Ensayo: entre literatura y filosofía

Por: Alex Haro Díaz

Por lo general, cuando un par de lectores se conocen, una de las primeras preguntas que se formulan es: ¿cuál es tu género favorito? Y, de igual manera, casi siempre las respuestas varían entre dos vertientes: poesía y narrativa. Sí, algunas ocasiones llegas a oír al género dramático, pero, en la enorme mayoría de los casos, se trata de alguna persona con intereses fuertes de estudiar una carrera relacionada con las artes escénicas.

Sin embargo, es muy extraño, o al menos en experiencia de un servidor, conocer a alguien que elija como género favorito el ensayo. Consideren esta breve columna como una defensa muy merecida para este tipo de texto literario.

A ver, vayamos al grano: lo mejor que tiene para ofrecer el ensayo es la capacidad de los artistas de poder fusionar en un solo texto lo mejor de la literatura y lo mejor de la filosofía.

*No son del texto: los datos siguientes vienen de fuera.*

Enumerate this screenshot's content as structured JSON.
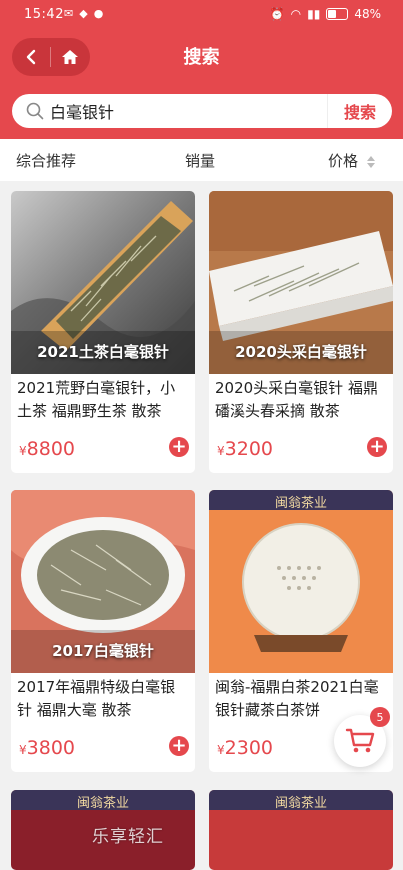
{
  "status_bar": {
    "time": "15:42",
    "battery": "48%",
    "battery_level": 0.48
  },
  "header": {
    "title": "搜索"
  },
  "search": {
    "query": "白毫银针",
    "button_label": "搜索"
  },
  "sort": {
    "items": [
      "综合推荐",
      "销量",
      "价格"
    ]
  },
  "products": [
    {
      "title": "2021荒野白毫银针，小土茶 福鼎野生茶 散茶",
      "caption": "2021土茶白毫银针",
      "currency": "¥",
      "price": "8800"
    },
    {
      "title": "2020头采白毫银针 福鼎磻溪头春采摘 散茶",
      "caption": "2020头采白毫银针",
      "currency": "¥",
      "price": "3200"
    },
    {
      "title": "2017年福鼎特级白毫银针 福鼎大毫 散茶",
      "caption": "2017白毫银针",
      "currency": "¥",
      "price": "3800"
    },
    {
      "title": "闽翁-福鼎白茶2021白毫银针藏茶白茶饼",
      "caption": "",
      "brand": "闽翁茶业",
      "currency": "¥",
      "price": "2300"
    },
    {
      "brand": "闽翁茶业"
    },
    {
      "brand": "闽翁茶业"
    }
  ],
  "cart": {
    "count": "5"
  },
  "watermark": "乐享轻汇"
}
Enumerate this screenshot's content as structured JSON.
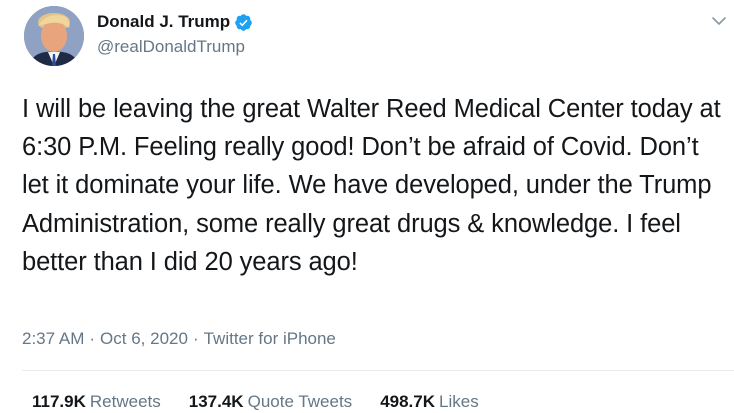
{
  "tweet": {
    "author": {
      "display_name": "Donald J. Trump",
      "handle": "@realDonaldTrump",
      "verified": true
    },
    "text": "I will be leaving the great Walter Reed Medical Center today at 6:30 P.M. Feeling really good! Don’t be afraid of Covid. Don’t let it dominate your life. We have developed, under the Trump Administration, some really great drugs & knowledge. I feel better than I did 20 years ago!",
    "time": "2:37 AM",
    "date": "Oct 6, 2020",
    "source": "Twitter for iPhone",
    "separator": "·",
    "stats": {
      "retweets_count": "117.9K",
      "retweets_label": "Retweets",
      "quote_tweets_count": "137.4K",
      "quote_tweets_label": "Quote Tweets",
      "likes_count": "498.7K",
      "likes_label": "Likes"
    }
  },
  "icons": {
    "verified": "verified-badge-icon",
    "more": "chevron-down-icon"
  },
  "colors": {
    "text_primary": "#14171a",
    "text_secondary": "#657786",
    "verified_blue": "#1da1f2",
    "divider": "#e6ecf0"
  }
}
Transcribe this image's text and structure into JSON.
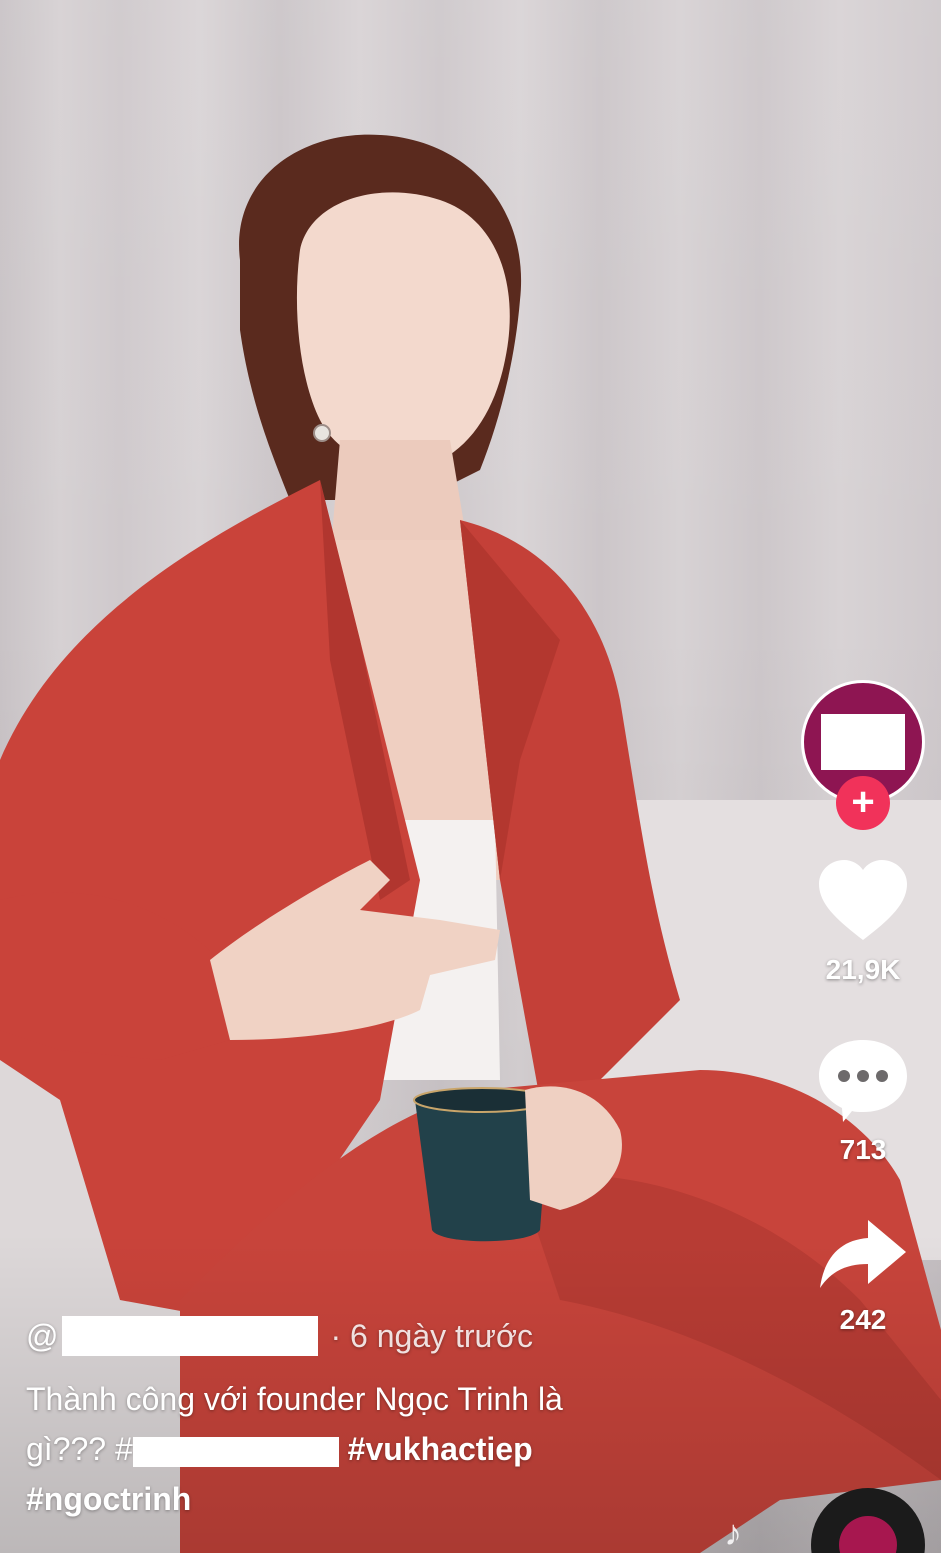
{
  "video": {
    "scene": "video-frame"
  },
  "sidebar": {
    "likes": "21,9K",
    "comments": "713",
    "shares": "242",
    "follow_label": "+",
    "icons": {
      "like": "heart-icon",
      "comment": "comment-bubble-icon",
      "share": "share-arrow-icon",
      "music": "music-note-icon"
    }
  },
  "caption": {
    "at": "@",
    "time": "· 6 ngày trước",
    "desc_line1": "Thành công với founder Ngọc Trinh là",
    "desc_line2_prefix": "gì???  #",
    "tag_vukhactiep": "#vukhactiep",
    "tag_ngoctrinh": "#ngoctrinh"
  },
  "colors": {
    "avatar_bg": "#8e1552",
    "follow_bg": "#f1325a",
    "jacket": "#c9433a"
  }
}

Varios autores, cuyos nombres me tardaría meses en enlistar si me lo propongo, fueron capaces de convertir a sus obras en un mar de belleza comparable al Caribe; donde el color lo otorga la filosofía y el fondo, y el oleaje y el sonido lo dan la literatura y la forma.

Ejemplo perfecto de esta fusión es Umberto Eco. Tras leer El nombre de la rosa, uno pensaría que el escritor italiano jamás podría superarse… y tal vez sea cierto, puesto que su novela se ha convertido, en muy poco tiempo, en un pilar fundamental de la literatura universal. Sin embargo, hay cierto placer extraño y reconfortante en leer los ensayos de Eco.

En obras como Confesiones de un joven novelista o Sobre literatura, el lector habituado a Eco podrá encontrar el talento y la profundidad de la pluma del genio italiano. Pero, al mismo tiempo, podrá conocer una faceta totalmente diferente de este escritor. Leer los ensayos de Umberto Eco es como asistir a una extraña mezcla de una conferencia con una plática de amigos; es decir, muy similar a escuchar a alguien muy cercano a ti tocar un tema del cual sabe muchísimo con una soltura y dulzura magistrales. Y esto es, apenas, un simple ejemplo de lo que un gran escritor de ensayos puede hacer.

Caso distinto es leer a Octavio Paz que, si bien su calidad humana es muy discutible, por no decir algo peor, su capacidad artística era absolutamente magistral. Y, como he dicho a todas las personas con las que he podido hablar del tema, creo que debería ser una obligación para los mexicanos leer, por lo menos una vez en la vida, El laberinto de la soledad.

Ojo, no me malentiendan, cualquier individuo del mundo podría leer esta maravillosa obra y quedar asombrado de la forma tan perfecta en la que escribe Paz. Pero, si para un latino este libro tendría una significación muy diferente, mucho más para un mexicano. Leer El laberinto de la soledad es para cualquier compatriota la oportunidad perfecta de confrontarse con un espejo de palabras hermosas. Solo que, mucho cuidado: al igual que el mejor de los espejos, el libro del ganador del Nobel nos muestra lo mejor y lo peor de nosotros. Y la verdad no siempre es muy bien recibida.

En fin, podría seguir dando ejemplos impresionantes sobre grandes escritores de ensayos: Alfonso Reyes, Hugo Hiriart e, incluso, Roland Barthes y otros magistrales teóricos literarios. Para resumir, entonces, que estos dos ejemplos sirvan de muestra y señal de ánimo para usted, buen lector. La próxima vez que vayas a una librería, no dudes en darte una vuelta por la sección marcada como “Ensayo”. Solo los dioses de la literatura sabrán qué joya te estará esperando.